On the Child's Right to Identity: The Prism of the Child, Not the Parents

The Court placed particular reliance on the Supreme Court's ruling in Aparna Ajinkya Firodia v. Ajinkya Arun Firodia, (2024) 7 SCC 773, which the High Court found directly on point. The Supreme Court had categorically held that the question of whether a DNA test should be permitted on a child must be analysed through the prism of the child — not through the prism of the parents. "The child cannot be used as a pawn to show that the mother of the child was living in adultery. It is always open to the respondent-husband to prove by other evidence the adulterous conduct of the wife, but the child's right to identity should not be allowed to be sacrificed."

The High Court endorsed this principle and held it squarely applicable to the present case. The children, the Court noted, were not parties to the litigation. They were not claiming any maintenance from the petitioner or from any alleged adulterer. The lis was entirely between the husband and wife. Subjecting the children to a DNA test to serve the evidentiary interests of the father in a case to which the children were strangers was not permissible.

On the Argument of Fair Trial

The petitioner had pressed the argument that the right to a fair trial entitled him to produce the best possible evidence, and that denial of DNA testing infringed upon this right. The Court dealt with this contention by drawing upon the Supreme Court's reasoning in Aparna Ajinkya Firodia, which had confronted the identical argument and rejected it. The Supreme Court had held that while the argument appears attractive at first blush, it carries no legal weight. "The lis in these cases is between the parties to a marriage. The lis is not between one of the parties to the marriage and the child whose paternity is questioned. To enable one of the parties to the marriage to have the benefit of fair trial, the Court cannot sacrifice the rights and best interests of a third party to the lis, namely, the child." The High Court adopted this reasoning entirely.

On the Fundamental Contradiction in the Petitioner's Case

The Court also noted a critical contradiction at the heart of the petitioner's application — one that, in itself, rendered the prayer unsustainable. The divorce petition had been filed on the ground of desertion under Section 13(1)(ib) of the Hindu Marriage Act. The petitioner was not seeking divorce on the ground of adultery. Yet the DNA test application was designed to establish adultery by proving that the children were not born out of the wedlock. The Court held that even assuming the wife was committing adultery, a DNA test of the children could not be ordered in these circumstances — particularly when the children were not parties to the lis and were not claiming any maintenance. If the petitioner wished to prove adultery by way of additional or corroborating evidence in some other proceeding, he was obliged to do so through other means. The children's bodies and identities could not be conscripted as instruments of proof.

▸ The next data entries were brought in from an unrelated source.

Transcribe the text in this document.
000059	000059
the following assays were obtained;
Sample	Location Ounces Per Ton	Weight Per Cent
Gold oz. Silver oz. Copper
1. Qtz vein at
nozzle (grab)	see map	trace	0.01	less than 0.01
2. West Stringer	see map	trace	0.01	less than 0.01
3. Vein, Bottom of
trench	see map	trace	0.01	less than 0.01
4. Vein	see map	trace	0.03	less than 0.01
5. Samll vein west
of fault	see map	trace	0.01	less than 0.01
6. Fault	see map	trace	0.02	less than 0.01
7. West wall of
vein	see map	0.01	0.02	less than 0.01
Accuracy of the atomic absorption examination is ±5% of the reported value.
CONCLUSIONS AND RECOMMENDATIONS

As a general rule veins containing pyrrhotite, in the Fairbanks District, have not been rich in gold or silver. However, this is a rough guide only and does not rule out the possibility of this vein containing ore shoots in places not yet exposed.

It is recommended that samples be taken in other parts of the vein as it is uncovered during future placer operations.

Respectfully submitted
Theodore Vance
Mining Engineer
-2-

The Andhra Pradesh High Court's ruling firmly reaffirms the constitutional and legal primacy of a child's right to identity and dignity over the evidentiary preferences of a litigating parent. A DNA test is not a tool to be deployed mechanically whenever a parent suspects infidelity — it is an intrusive scientific intervention that strikes at the very core of a child's identity, social standing, and legitimacy. The Court has made clear that courts must guard the gateway to such orders with great care, that the strong presumption of legitimacy under Section 112 of the Evidence Act stands as a shield for the innocent child, and that the child's best interests — not the parent's evidentiary convenience — must remain the governing standard. The civil revision petition was dismissed with costs of Rs. 3,000 payable to the District Legal Services Authority within three weeks, failing which the Civil Judge was directed to collect the amount and, if necessary, send the petitioner to civil imprisonment.